For Theology Proper (locus 2), Prof. Reymond discusses Vos’s long-talking about “redemptive acts.” Is Vos over-rated? ??.
For Theology Proper (locus 2), Prof. Berkhof speaks of the incomprehensibility and knowability of God vis a vis Luther and Calvin. Very basic.
ODCC: “General Theological Seminary:” the Editor speaks glowingly of GTS founded in 1817 with 100 students and, later, described by one of those romanticistic students as “Little Oxford.” GTS might have a dozen students now.
For Apostolic Christianity, Vol. 1 (1-100) Prof. Schaff is noting that the Judaizing party has a longer life than just Acts 15 might suggest.
For Dr. Cranmer, Prof. MacCulloch speaks of Dr. Cranmer’s efforts at staffing his open positions with evangelical protégés and his conflicts with the entrenched Warham clique in Canterbury.
For the Creeds of Christendom, Vol. 1, Prof. Schaff speaks of the Saxon Articles some 25ish years before the Formula of Concord.

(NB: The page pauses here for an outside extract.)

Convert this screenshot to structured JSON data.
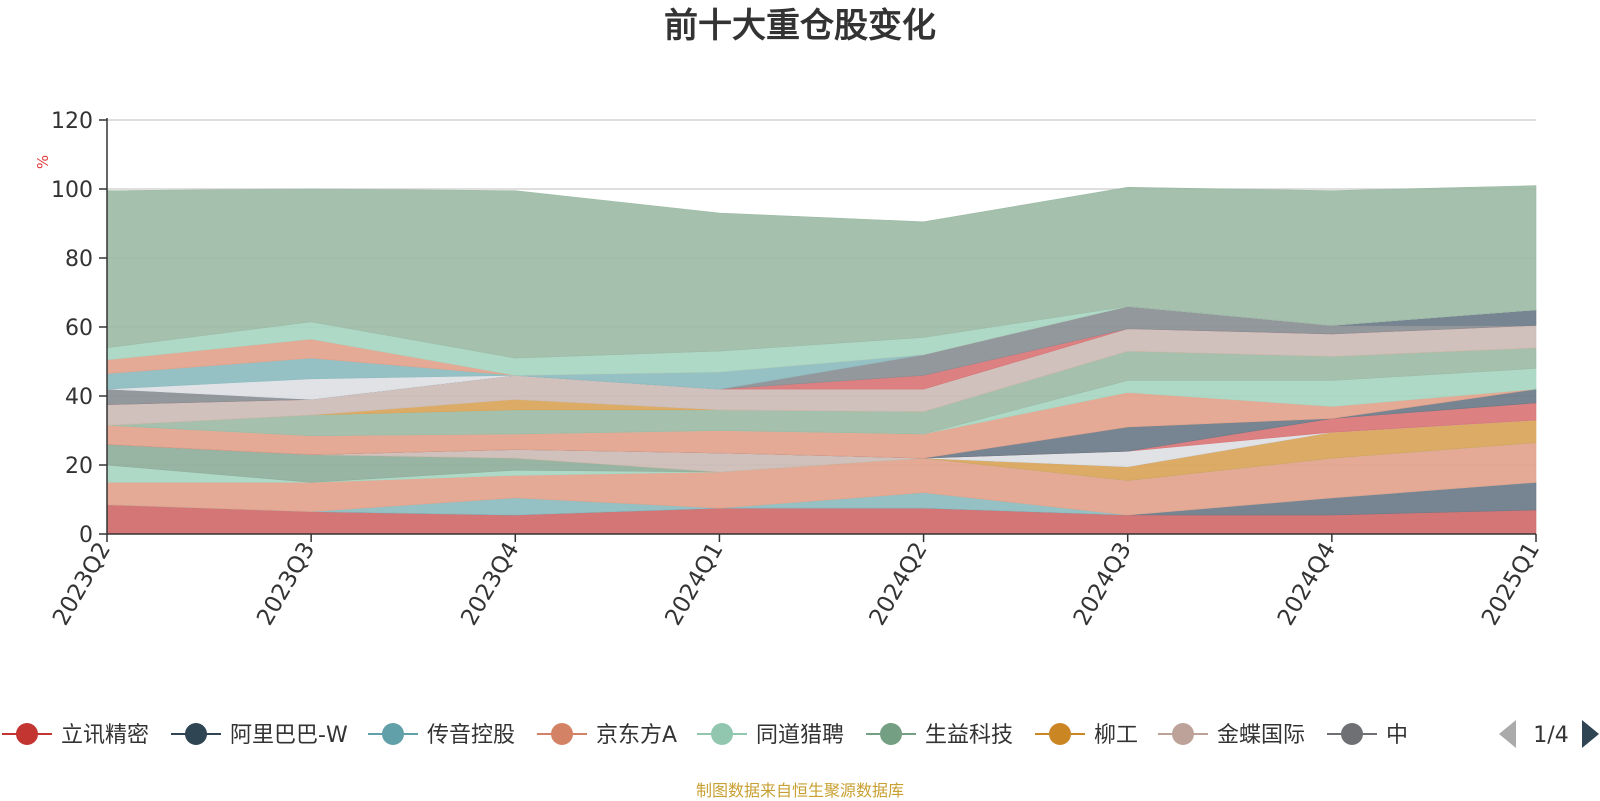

1994 CCC: our infallibilists in paragraphs #767 speaks of the Holy Spirit's revealing of the Church in history.
Westminster Confession of Faith 15.3:
3. Although repentance be not to be rested in, as any satisfaction for sin, or any cause of the pardon thereof, which is the act of God's free grace in Christ; yet it is of such necessity to all sinners, that none may expect pardon without it.